Dated at Chicago, Illinois, this 13th day of November 1961.



In this award the majority, consisting of the Referee and the Carrier Members, erred in branding the incident involved as a "regular assignment." Quick evidence of the error is found in Article 4 of the parties' Agreement defining a basic month for regularly assigned employes. Furthermore, the incident was in connection with carrying a special party from Jersey City to Pittsburgh, Pa., on August 2, 1956, which certainly removes the operation from the category of regular assignment as the term is known and used in the railroad industry. And, still further, it was conceded throughout the record that Claimant was released at Jersey City and laid over until time to board the car for the trip to Pittsburgh on Train 7, therefore, if the operation was a regular assignment, the service performed by Claimant at Washington, D.C., and for which he claims pay under Article 8(a), patently was not continuous with the regular assignment as erroneously held by the majority.

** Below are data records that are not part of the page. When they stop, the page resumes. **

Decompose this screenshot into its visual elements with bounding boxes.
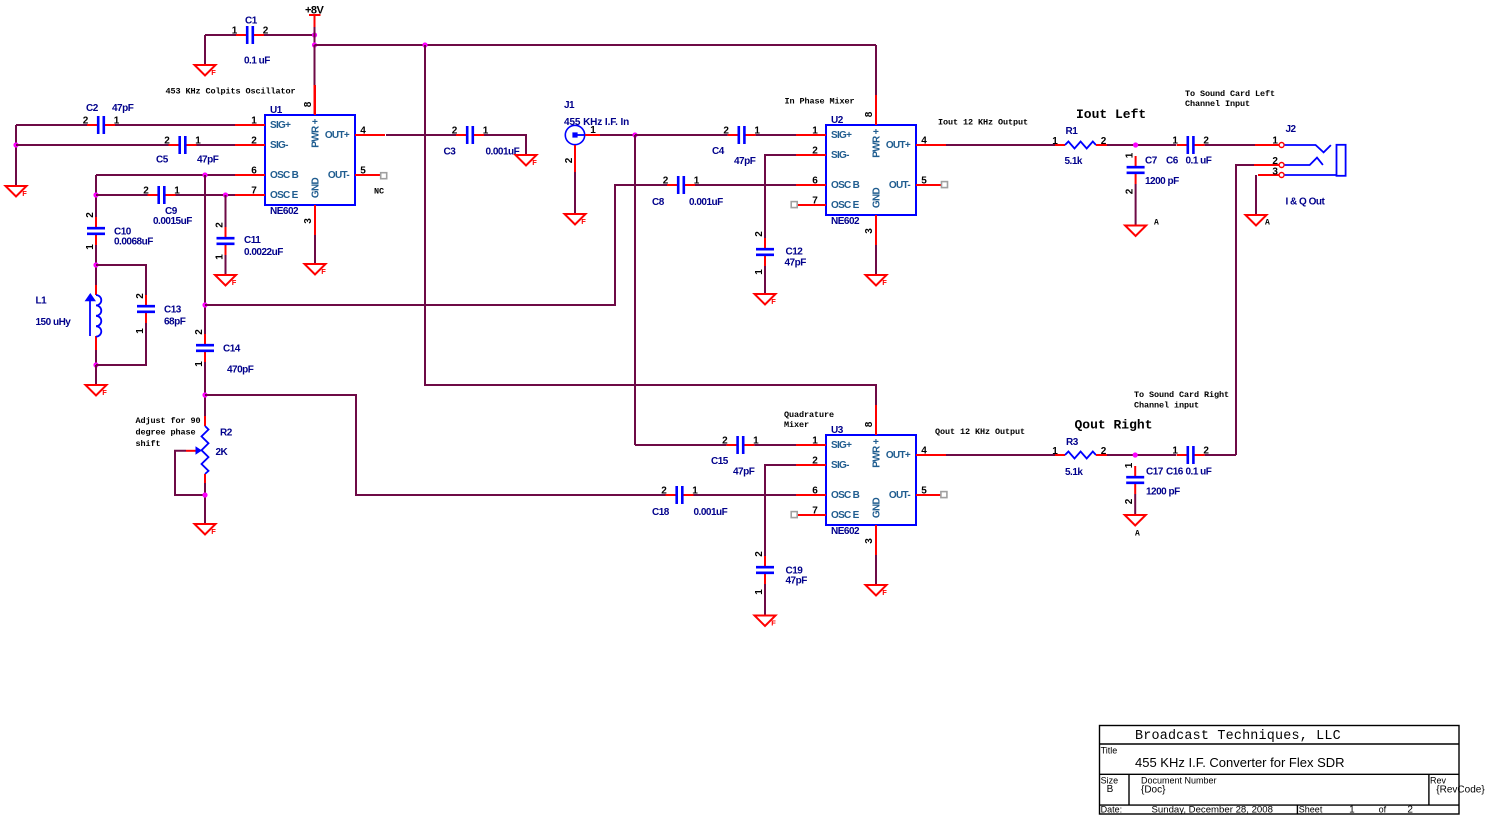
svg-text:6: 6 (812, 486, 818, 497)
svg-text:1: 1 (1124, 462, 1135, 468)
svg-text:NE602: NE602 (831, 216, 860, 227)
capacitor C12 (754, 231, 806, 275)
svg-text:47pF: 47pF (734, 156, 756, 167)
svg-text:8: 8 (864, 421, 875, 427)
svg-text:C8: C8 (652, 197, 665, 208)
wire (15, 125, 17, 186)
wire +8V rail (315, 44, 877, 46)
no-connect U1 pin5 (374, 173, 387, 197)
svg-text:C2: C2 (86, 103, 99, 114)
junction (93, 262, 98, 267)
ground (6, 186, 28, 198)
svg-text:3: 3 (864, 228, 875, 234)
svg-text:7: 7 (812, 506, 818, 517)
no-connect U3 pin7 (791, 512, 797, 518)
wire (875, 555, 877, 585)
svg-text:OUT-: OUT- (328, 170, 349, 181)
svg-text:2: 2 (723, 126, 729, 137)
svg-text:PWR +: PWR + (872, 128, 883, 157)
capacitor C1 (232, 16, 271, 67)
svg-text:1: 1 (1052, 136, 1058, 147)
svg-text:A: A (1135, 530, 1140, 539)
wire (875, 45, 877, 125)
svg-text:5.1k: 5.1k (1065, 156, 1083, 167)
svg-text:OUT-: OUT- (889, 490, 910, 501)
svg-text:0.001uF: 0.001uF (689, 197, 723, 208)
svg-text:2: 2 (1124, 498, 1135, 504)
wire (765, 155, 796, 238)
wire (756, 134, 796, 136)
capacitor C13 (135, 293, 186, 334)
svg-text:4: 4 (921, 136, 927, 147)
ground (866, 275, 888, 287)
svg-text:1200 pF: 1200 pF (1146, 487, 1180, 498)
potentiometer R2 (186, 416, 233, 483)
ground (755, 616, 777, 628)
svg-text:F: F (232, 278, 237, 287)
note To Sound Card Right (1134, 390, 1229, 411)
svg-text:47pF: 47pF (197, 155, 219, 166)
svg-text:1: 1 (754, 589, 765, 595)
svg-text:150 uHy: 150 uHy (36, 317, 72, 328)
power +8V (305, 5, 325, 28)
svg-text:SIG-: SIG- (270, 140, 288, 151)
svg-text:F: F (532, 158, 537, 167)
svg-text:of: of (1379, 804, 1387, 814)
svg-text:F: F (882, 588, 887, 597)
no-connect U2 pin5 (942, 182, 948, 188)
svg-text:1: 1 (135, 328, 146, 334)
svg-text:F: F (211, 68, 216, 77)
capacitor C16 (1166, 446, 1212, 478)
wire (95, 365, 97, 385)
svg-text:GND: GND (872, 497, 883, 518)
junction (223, 192, 228, 197)
svg-text:OSC E: OSC E (831, 200, 860, 211)
svg-text:7: 7 (251, 186, 257, 197)
wire (204, 35, 206, 65)
svg-text:F: F (771, 619, 776, 628)
svg-text:1: 1 (1272, 136, 1278, 147)
svg-text:SIG+: SIG+ (831, 130, 852, 141)
wire (764, 584, 766, 616)
svg-text:To Sound Card Right: To Sound Card Right (1134, 390, 1229, 400)
wire (386, 134, 456, 136)
svg-text:1: 1 (754, 269, 765, 275)
svg-text:3: 3 (1272, 166, 1278, 177)
wire (204, 483, 206, 524)
ground (195, 524, 217, 536)
svg-text:SIG-: SIG- (831, 150, 849, 161)
ground (1125, 219, 1159, 237)
wire (204, 175, 206, 334)
wire (635, 444, 796, 446)
ground (215, 275, 237, 287)
svg-text:F: F (102, 388, 107, 397)
svg-text:Iout 12 KHz Output: Iout 12 KHz Output (938, 118, 1028, 128)
wire (695, 184, 796, 186)
svg-text:1: 1 (194, 361, 205, 367)
svg-text:R3: R3 (1066, 437, 1079, 448)
svg-text:2: 2 (754, 231, 765, 237)
svg-text:1: 1 (85, 244, 96, 250)
ground (1125, 515, 1146, 539)
svg-text:SIG+: SIG+ (270, 120, 291, 131)
svg-text:GND: GND (311, 177, 322, 198)
wire (1255, 175, 1257, 215)
title block (1100, 726, 1486, 816)
ground (565, 214, 587, 226)
wire (96, 194, 235, 196)
wire (425, 45, 876, 435)
svg-text:2: 2 (1101, 136, 1107, 147)
svg-text:C6: C6 (1166, 156, 1179, 167)
svg-text:1: 1 (1052, 446, 1058, 457)
junction (13, 142, 18, 147)
svg-text:OUT+: OUT+ (886, 140, 911, 151)
svg-text:Mixer: Mixer (784, 420, 809, 430)
svg-text:Channel Input: Channel Input (1185, 99, 1250, 109)
svg-text:OSC E: OSC E (831, 510, 860, 521)
IC U2 NE602 (796, 95, 946, 245)
svg-text:U1: U1 (270, 105, 283, 116)
svg-text:1: 1 (215, 254, 226, 260)
svg-text:U2: U2 (831, 115, 844, 126)
junction (202, 172, 207, 177)
svg-text:L1: L1 (36, 296, 48, 307)
ground (195, 65, 217, 77)
svg-text:8: 8 (864, 111, 875, 117)
inductor L1 (36, 285, 102, 350)
svg-text:3: 3 (864, 538, 875, 544)
junction (202, 302, 207, 307)
note Iout Left (1076, 107, 1146, 122)
connector J2 (1254, 124, 1346, 208)
svg-text:1200 pF: 1200 pF (1145, 176, 1179, 187)
capacitor C5 (156, 136, 219, 166)
svg-text:7: 7 (812, 196, 818, 207)
svg-text:OUT+: OUT+ (325, 130, 350, 141)
svg-text:2: 2 (754, 551, 765, 557)
capacitor C7 (1125, 152, 1180, 194)
junction (1133, 452, 1138, 457)
svg-text:NE602: NE602 (831, 526, 860, 537)
junction (312, 32, 317, 37)
svg-text:1: 1 (1349, 804, 1355, 815)
wire (764, 266, 766, 294)
svg-text:0.1 uF: 0.1 uF (244, 56, 270, 67)
svg-text:Quadrature: Quadrature (784, 410, 834, 420)
IC U3 NE602 (796, 405, 946, 555)
svg-text:0.1 uF: 0.1 uF (1186, 467, 1212, 478)
capacitor C15 (711, 436, 759, 478)
svg-text:453 KHz Colpits Oscillator: 453 KHz Colpits Oscillator (166, 87, 296, 97)
wire (635, 134, 728, 136)
no-connect U2 pin7 (791, 202, 797, 208)
wire (95, 245, 97, 285)
note To Sound Card Left (1185, 89, 1275, 109)
svg-text:2: 2 (85, 212, 96, 218)
svg-text:NE602: NE602 (270, 206, 299, 217)
IC U1 NE602 (235, 85, 385, 235)
capacitor C10 (85, 212, 153, 250)
svg-text:2: 2 (1407, 804, 1413, 815)
svg-text:2: 2 (452, 126, 458, 137)
capacitor C8 (652, 176, 723, 209)
capacitor C4 (712, 126, 760, 168)
wire (314, 235, 316, 264)
svg-text:0.0022uF: 0.0022uF (244, 247, 283, 258)
note adjust for 90 degree phase shift (136, 416, 201, 449)
svg-text:Adjust for 90: Adjust for 90 (136, 416, 201, 426)
svg-text:0.0068uF: 0.0068uF (114, 237, 153, 248)
svg-text:C4: C4 (712, 146, 725, 157)
wire (484, 135, 526, 155)
ground (1246, 215, 1271, 227)
svg-text:2K: 2K (216, 447, 229, 458)
svg-text:1: 1 (812, 126, 818, 137)
wire to quadrature osc (205, 185, 668, 305)
svg-text:Channel input: Channel input (1134, 401, 1199, 411)
resistor R3 (1052, 437, 1107, 478)
svg-text:1: 1 (1125, 152, 1136, 158)
wire (1205, 454, 1236, 456)
svg-text:8: 8 (303, 101, 314, 107)
wire (95, 350, 97, 365)
svg-text:2: 2 (194, 329, 205, 335)
wire (96, 174, 235, 176)
svg-text:OSC B: OSC B (831, 180, 860, 191)
junction (202, 492, 207, 497)
wire (96, 323, 146, 365)
capacitor C18 (652, 486, 728, 519)
svg-text:U3: U3 (831, 425, 844, 436)
ground (86, 385, 108, 397)
wire (225, 195, 227, 275)
svg-text:C13: C13 (164, 305, 182, 316)
junction (202, 392, 207, 397)
svg-text:Qout 12 KHz Output: Qout 12 KHz Output (935, 427, 1025, 437)
svg-text:C7: C7 (1145, 156, 1158, 167)
svg-text:C11: C11 (244, 235, 261, 246)
wire (1107, 144, 1176, 146)
ground (866, 585, 888, 597)
svg-text:OSC B: OSC B (831, 490, 860, 501)
svg-text:1: 1 (1172, 136, 1178, 147)
svg-text:5.1k: 5.1k (1065, 467, 1083, 478)
svg-text:F: F (321, 267, 326, 276)
svg-text:To Sound Card Left: To Sound Card Left (1185, 89, 1275, 99)
svg-text:Sheet: Sheet (1299, 804, 1323, 814)
wire (1107, 454, 1176, 456)
svg-text:2: 2 (1101, 446, 1107, 457)
svg-text:0.1 uF: 0.1 uF (1186, 156, 1212, 167)
svg-text:{Doc}: {Doc} (1141, 785, 1166, 796)
svg-text:F: F (22, 189, 27, 198)
ground (755, 294, 777, 306)
wire (634, 135, 636, 445)
svg-text:5: 5 (921, 486, 927, 497)
svg-text:C17: C17 (1146, 467, 1164, 478)
svg-text:C14: C14 (223, 344, 241, 355)
svg-text:Qout Right: Qout Right (1075, 418, 1153, 433)
ground (516, 155, 538, 167)
svg-text:J1: J1 (564, 100, 575, 111)
wire (204, 362, 206, 416)
svg-text:455 KHz I.F. In: 455 KHz I.F. In (564, 117, 629, 128)
junction (422, 42, 427, 47)
ground (305, 264, 327, 276)
wire (16, 144, 235, 146)
svg-text:470pF: 470pF (227, 365, 254, 376)
svg-text:R1: R1 (1066, 126, 1079, 137)
svg-text:C3: C3 (444, 147, 457, 158)
svg-text:R2: R2 (220, 428, 233, 439)
capacitor C17 (1124, 462, 1180, 504)
svg-text:OUT-: OUT- (889, 180, 910, 191)
svg-text:OUT+: OUT+ (886, 450, 911, 461)
svg-text:F: F (771, 297, 776, 306)
junction (93, 192, 98, 197)
svg-text:NC: NC (374, 187, 384, 197)
svg-text:0.0015uF: 0.0015uF (153, 216, 192, 227)
svg-text:47pF: 47pF (786, 576, 808, 587)
svg-text:Date:: Date: (1101, 804, 1123, 814)
wire (875, 245, 877, 275)
junction (632, 132, 637, 137)
svg-text:2: 2 (251, 136, 257, 147)
wire (205, 34, 315, 36)
svg-text:F: F (581, 217, 586, 226)
svg-text:5: 5 (360, 166, 366, 177)
note Qout Right (1075, 418, 1153, 433)
svg-text:In Phase Mixer: In Phase Mixer (785, 97, 855, 107)
junction (1133, 142, 1138, 147)
svg-text:2: 2 (661, 486, 667, 497)
svg-text:2: 2 (564, 157, 575, 163)
capacitor C3 (444, 126, 520, 158)
connector J1 (564, 100, 629, 172)
svg-text:2: 2 (812, 146, 818, 157)
svg-text:0.001uF: 0.001uF (694, 507, 728, 518)
capacitor C9 (143, 186, 192, 228)
svg-text:F: F (882, 278, 887, 287)
svg-text:PWR +: PWR + (872, 438, 883, 467)
svg-text:A: A (1265, 218, 1270, 227)
svg-text:shift: shift (136, 439, 161, 449)
svg-text:C18: C18 (652, 507, 670, 518)
svg-text:PWR +: PWR + (311, 118, 322, 147)
wire (314, 45, 316, 115)
no-connect U3 pin5 (941, 492, 947, 498)
junction (93, 362, 98, 367)
svg-text:J2: J2 (1286, 124, 1297, 135)
svg-text:Sunday, December 28, 2008: Sunday, December 28, 2008 (1152, 804, 1273, 815)
svg-text:+8V: +8V (305, 5, 325, 17)
wire (95, 175, 97, 217)
wire (205, 395, 666, 495)
svg-text:A: A (1154, 219, 1159, 228)
wire (765, 465, 796, 556)
svg-text:Broadcast Techniques, LLC: Broadcast Techniques, LLC (1135, 729, 1341, 744)
capacitor C6 (1166, 136, 1212, 167)
svg-text:47pF: 47pF (112, 103, 134, 114)
svg-text:I & Q Out: I & Q Out (1286, 197, 1326, 208)
note 453 KHz Colpits Oscillator (166, 87, 296, 97)
svg-text:68pF: 68pF (164, 317, 186, 328)
capacitor C2 (83, 103, 134, 134)
note Qout 12 KHz Output (935, 427, 1025, 437)
note Quadrature Mixer (784, 410, 834, 430)
svg-text:2: 2 (135, 293, 146, 299)
svg-text:OSC E: OSC E (270, 190, 299, 201)
svg-text:Title: Title (1101, 746, 1118, 756)
svg-text:C15: C15 (711, 456, 729, 467)
svg-text:5: 5 (921, 176, 927, 187)
wire (574, 172, 576, 214)
wire (1134, 494, 1136, 515)
svg-text:0.001uF: 0.001uF (486, 147, 520, 158)
svg-text:4: 4 (360, 126, 366, 137)
wire (600, 134, 635, 136)
wire (314, 27, 316, 45)
svg-text:47pF: 47pF (785, 258, 807, 269)
svg-text:Iout Left: Iout Left (1076, 107, 1146, 122)
svg-text:1: 1 (251, 116, 257, 127)
wire (16, 124, 235, 126)
wire wiper (175, 451, 205, 495)
wire (96, 265, 146, 295)
svg-text:47pF: 47pF (733, 467, 755, 478)
svg-text:2: 2 (1125, 188, 1136, 194)
capacitor C14 (194, 329, 254, 376)
svg-text:4: 4 (921, 446, 927, 457)
wire (946, 454, 1055, 456)
junction (312, 42, 317, 47)
svg-text:2: 2 (663, 176, 669, 187)
svg-text:GND: GND (872, 187, 883, 208)
svg-text:2: 2 (1272, 156, 1278, 167)
svg-text:6: 6 (251, 166, 257, 177)
svg-text:3: 3 (303, 218, 314, 224)
wire (1135, 184, 1137, 226)
svg-text:1: 1 (1172, 446, 1178, 457)
svg-text:2: 2 (215, 222, 226, 228)
resistor R1 (1052, 126, 1107, 167)
wire (1205, 144, 1255, 146)
capacitor C11 (215, 222, 284, 260)
svg-text:OSC B: OSC B (270, 170, 299, 181)
wire (946, 144, 1055, 146)
svg-text:SIG+: SIG+ (831, 440, 852, 451)
svg-text:1: 1 (812, 436, 818, 447)
svg-text:SIG-: SIG- (831, 460, 849, 471)
svg-text:6: 6 (812, 176, 818, 187)
wire (1236, 165, 1254, 455)
svg-text:degree phase: degree phase (136, 428, 196, 438)
wire (694, 494, 797, 496)
svg-text:C16: C16 (1166, 467, 1184, 478)
note In Phase Mixer (785, 97, 855, 107)
note Iout 12 KHz Output (938, 118, 1028, 128)
svg-text:C5: C5 (156, 155, 169, 166)
svg-text:2: 2 (812, 456, 818, 467)
svg-text:B: B (1107, 784, 1114, 795)
svg-text:C12: C12 (786, 247, 804, 258)
svg-text:455 KHz I.F. Converter for Fle: 455 KHz I.F. Converter for Flex SDR (1135, 755, 1345, 770)
svg-text:F: F (211, 527, 216, 536)
svg-text:{RevCode}: {RevCode} (1436, 785, 1485, 796)
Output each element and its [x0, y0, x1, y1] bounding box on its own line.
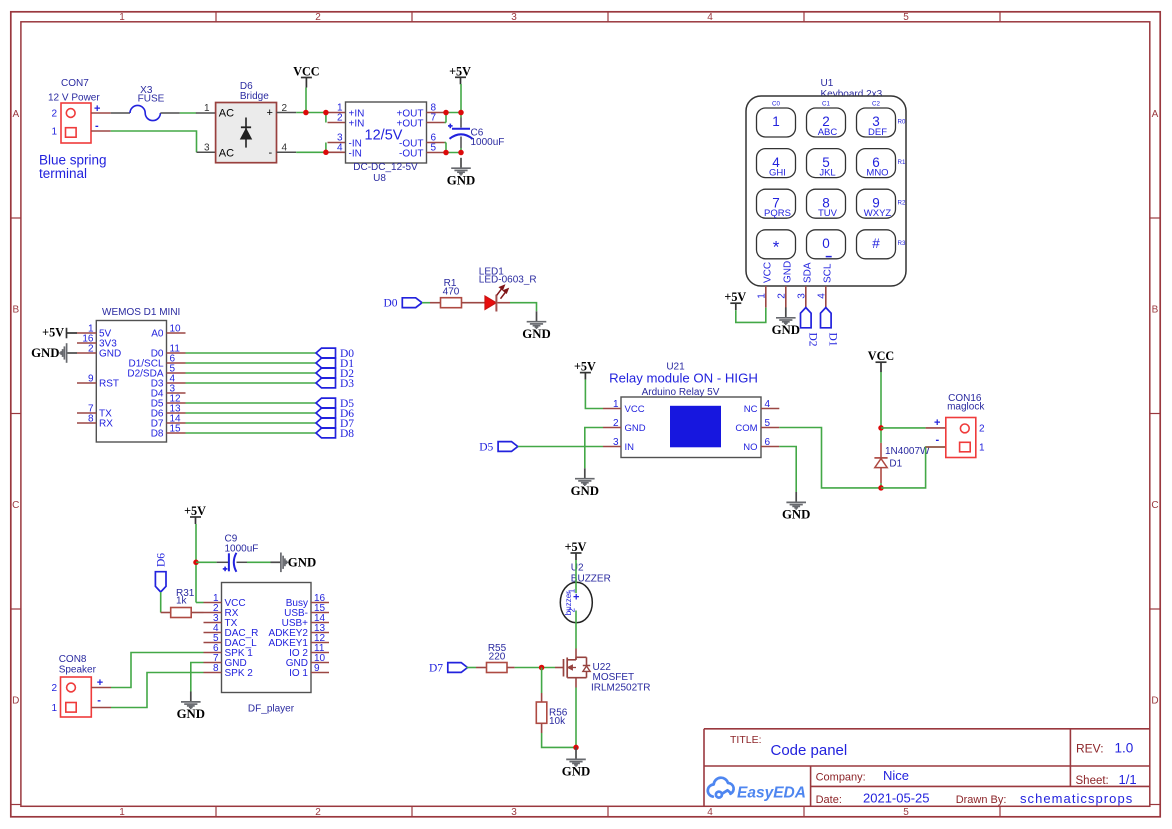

The majority erred further in looking upon. Article 8(a) as a minimum call rule then combining the time consumed in stocking the car and that consumed in deadheading to support a conclusion that Claimant received more than the four hour minimum requirement of Article 8(a). It is clear that under Article 8(a) an employe notified or called to stock car or do any other work not continuous with regular assignment is to receive an arbitrary minimum allowance of four hours for four hours work or less, where as, under Article 11, employes required to deadhead with or without dining car are to be paid on the same basis as service. The two rules pertain to different circumstances and are not susceptible to being combined. especially for the purpose of avoiding the consequence of one or the other such as happened here.